Smith asks: What would you say to the American soldiers who volunteered to fight in Afghanistan? “We failed you,” Dempsey admits, with the “we” being the U.S. government. “And let’s not say, ‘Oh, well, at the end of the day, it was worth it.’ It wasn’t.”

 For Dempsey, what made the war not worth it was that we lost. Several thousand Americans dead and more than a trillion dollars spent, and nothing to show for it. His implicit message, which Frontline puts at the end of the three-part series, is that it was a righteous war, a war that might have turned out better had his leaders made better decisions.

And I think, if that’s the message Americans take from this war, we will do it again — with the same result.

 

 

Bruce Ramsey
Bruce Ramsey
Bruce Ramsey was a business reporter and columnist for the Seattle Post-Intelligencer in the 1980s and 1990s and from 2000 to his retirement in 2013 was an editorial writer and columnist for the Seattle Times. He is the author of The Panic of 1893: The Untold Story of Washington State’s first Depression, and is at work on a history of Seattle in the 1930s. He lives in Seattle with his wife, Anne.

4 COMMENTS

  1. I watched all three episodes. There’s much ‘food for thought’ in what was presented, in thinking about the implications of comments from participants, whether Afghani soldiers, diplomats from the U.S., Afghanistan and other countries, members of the Taliban, and ordinary Afghani citizens. I’m far from an expert on war and how to conduct a war, although it seems to me that U.S. military and political leaders have not demonstrated an understanding of the strengths and weaknesses of military operations, especially when the structure of a society is contested. Once again, ordinary people suffer tremendously and life under the Taliban for women and girls will be extremely difficult.

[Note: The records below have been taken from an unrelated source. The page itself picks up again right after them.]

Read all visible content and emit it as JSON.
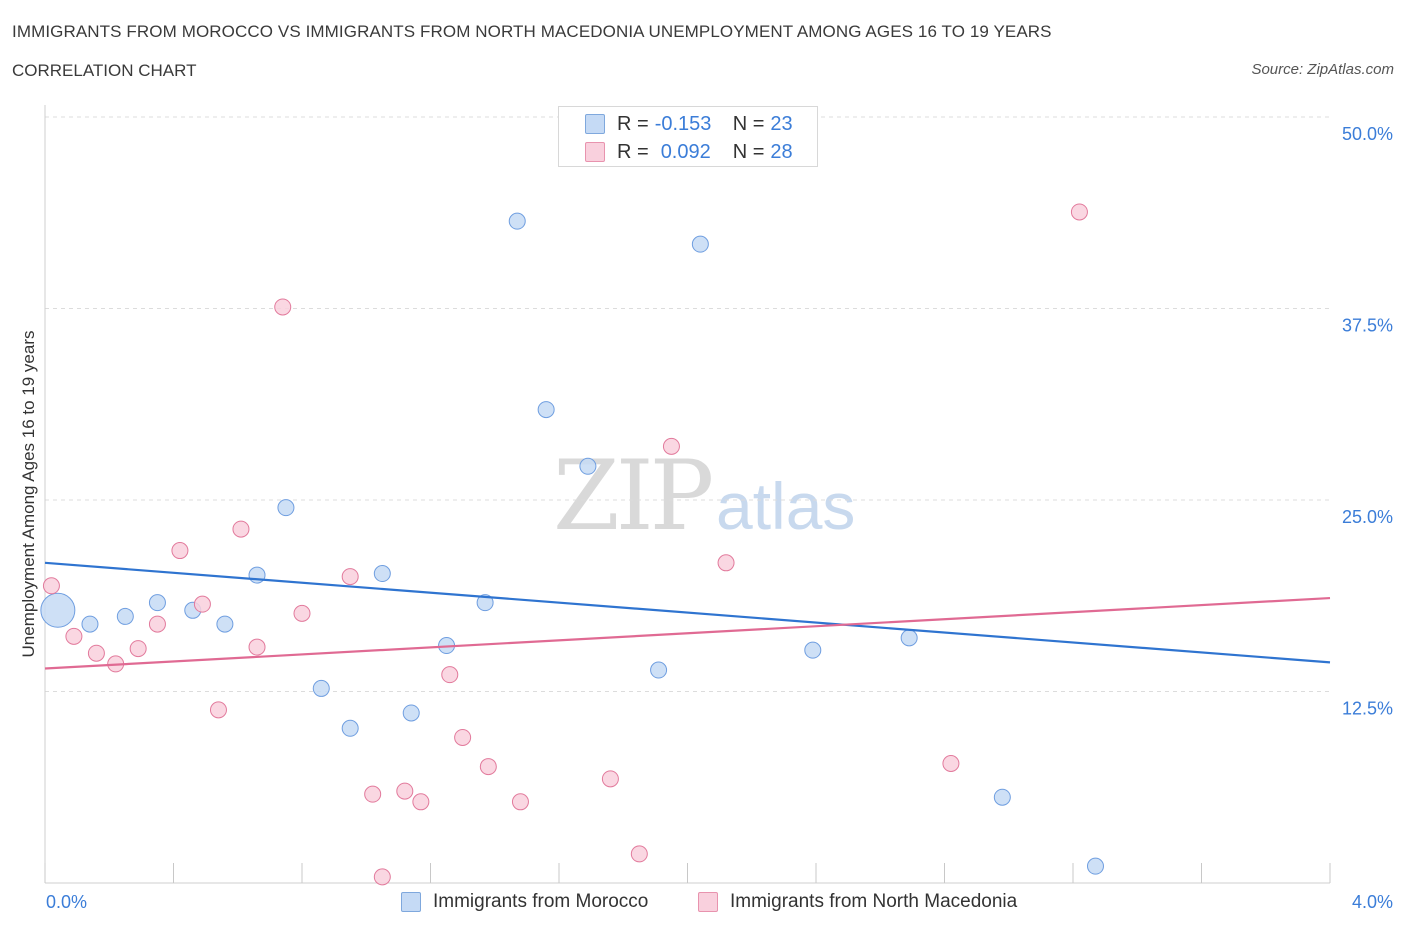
{
  "header": {
    "title": "IMMIGRANTS FROM MOROCCO VS IMMIGRANTS FROM NORTH MACEDONIA UNEMPLOYMENT AMONG AGES 16 TO 19 YEARS",
    "subtitle": "CORRELATION CHART",
    "source": "Source: ZipAtlas.com"
  },
  "watermark": {
    "zip": "ZIP",
    "atlas": "atlas"
  },
  "legend": {
    "rows": [
      {
        "r_label": "R =",
        "r_value": "-0.153",
        "n_label": "N =",
        "n_value": "23",
        "color": "#a9c8f0",
        "border": "#7fa8dd"
      },
      {
        "r_label": "R =",
        "r_value": "0.092",
        "n_label": "N =",
        "n_value": "28",
        "color": "#f6c2d2",
        "border": "#e893ae"
      }
    ]
  },
  "bottom_legend": {
    "morocco": "Immigrants from Morocco",
    "macedonia": "Immigrants from North Macedonia"
  },
  "chart_data": {
    "type": "scatter",
    "title": "IMMIGRANTS FROM MOROCCO VS IMMIGRANTS FROM NORTH MACEDONIA UNEMPLOYMENT AMONG AGES 16 TO 19 YEARS",
    "xlabel": "",
    "ylabel": "Unemployment Among Ages 16 to 19 years",
    "xlim": [
      0,
      4
    ],
    "ylim": [
      0,
      50
    ],
    "x_tick_labels": [
      "0.0%",
      "4.0%"
    ],
    "y_ticks": [
      12.5,
      25,
      37.5,
      50
    ],
    "y_tick_labels": [
      "12.5%",
      "25.0%",
      "37.5%",
      "50.0%"
    ],
    "grid": true,
    "series": [
      {
        "name": "Immigrants from Morocco",
        "color": "#6f9ee0",
        "fill": "#c5daf5",
        "trend": {
          "x": [
            0,
            4
          ],
          "y": [
            20.9,
            14.4
          ]
        },
        "points": [
          {
            "x": 0.04,
            "y": 17.8,
            "s": "large"
          },
          {
            "x": 0.14,
            "y": 16.9
          },
          {
            "x": 0.25,
            "y": 17.4
          },
          {
            "x": 0.35,
            "y": 18.3
          },
          {
            "x": 0.46,
            "y": 17.8
          },
          {
            "x": 0.56,
            "y": 16.9
          },
          {
            "x": 0.66,
            "y": 20.1
          },
          {
            "x": 0.75,
            "y": 24.5
          },
          {
            "x": 0.86,
            "y": 12.7
          },
          {
            "x": 0.95,
            "y": 10.1
          },
          {
            "x": 1.05,
            "y": 20.2
          },
          {
            "x": 1.14,
            "y": 11.1
          },
          {
            "x": 1.25,
            "y": 15.5
          },
          {
            "x": 1.37,
            "y": 18.3
          },
          {
            "x": 1.47,
            "y": 43.2
          },
          {
            "x": 1.56,
            "y": 30.9
          },
          {
            "x": 1.69,
            "y": 27.2
          },
          {
            "x": 1.91,
            "y": 13.9
          },
          {
            "x": 2.04,
            "y": 41.7
          },
          {
            "x": 2.39,
            "y": 15.2
          },
          {
            "x": 2.69,
            "y": 16.0
          },
          {
            "x": 2.98,
            "y": 5.6
          },
          {
            "x": 3.27,
            "y": 1.1
          }
        ]
      },
      {
        "name": "Immigrants from North Macedonia",
        "color": "#e27a9c",
        "fill": "#f9d0dd",
        "trend": {
          "x": [
            0,
            4
          ],
          "y": [
            14.0,
            18.6
          ]
        },
        "points": [
          {
            "x": 0.02,
            "y": 19.4
          },
          {
            "x": 0.09,
            "y": 16.1
          },
          {
            "x": 0.16,
            "y": 15.0
          },
          {
            "x": 0.22,
            "y": 14.3
          },
          {
            "x": 0.29,
            "y": 15.3
          },
          {
            "x": 0.35,
            "y": 16.9
          },
          {
            "x": 0.42,
            "y": 21.7
          },
          {
            "x": 0.49,
            "y": 18.2
          },
          {
            "x": 0.54,
            "y": 11.3
          },
          {
            "x": 0.61,
            "y": 23.1
          },
          {
            "x": 0.66,
            "y": 15.4
          },
          {
            "x": 0.74,
            "y": 37.6
          },
          {
            "x": 0.8,
            "y": 17.6
          },
          {
            "x": 0.95,
            "y": 20.0
          },
          {
            "x": 1.02,
            "y": 5.8
          },
          {
            "x": 1.05,
            "y": 0.4
          },
          {
            "x": 1.12,
            "y": 6.0
          },
          {
            "x": 1.17,
            "y": 5.3
          },
          {
            "x": 1.26,
            "y": 13.6
          },
          {
            "x": 1.3,
            "y": 9.5
          },
          {
            "x": 1.38,
            "y": 7.6
          },
          {
            "x": 1.48,
            "y": 5.3
          },
          {
            "x": 1.76,
            "y": 6.8
          },
          {
            "x": 1.85,
            "y": 1.9
          },
          {
            "x": 1.95,
            "y": 28.5
          },
          {
            "x": 2.12,
            "y": 20.9
          },
          {
            "x": 2.82,
            "y": 7.8
          },
          {
            "x": 3.22,
            "y": 43.8
          }
        ]
      }
    ]
  }
}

  2. -Seems like we already are doing it again in our proxy war with Russia in the Ukraine. Billions spent with no accounting and the military-industrial complex back in biz. Again, no clear objective from our government.

  3. Afghanistan is a country full of people who don’t want to have a last name and are so uneducated they’ll poop in their own drinking water. It’s one of the most backward and violent places on earth. The USSR, Al Qaida, the US military and state department didn’t change anything in 40 years… The place is still “Indian Country” as our enlisted troops called it and maybe always will be.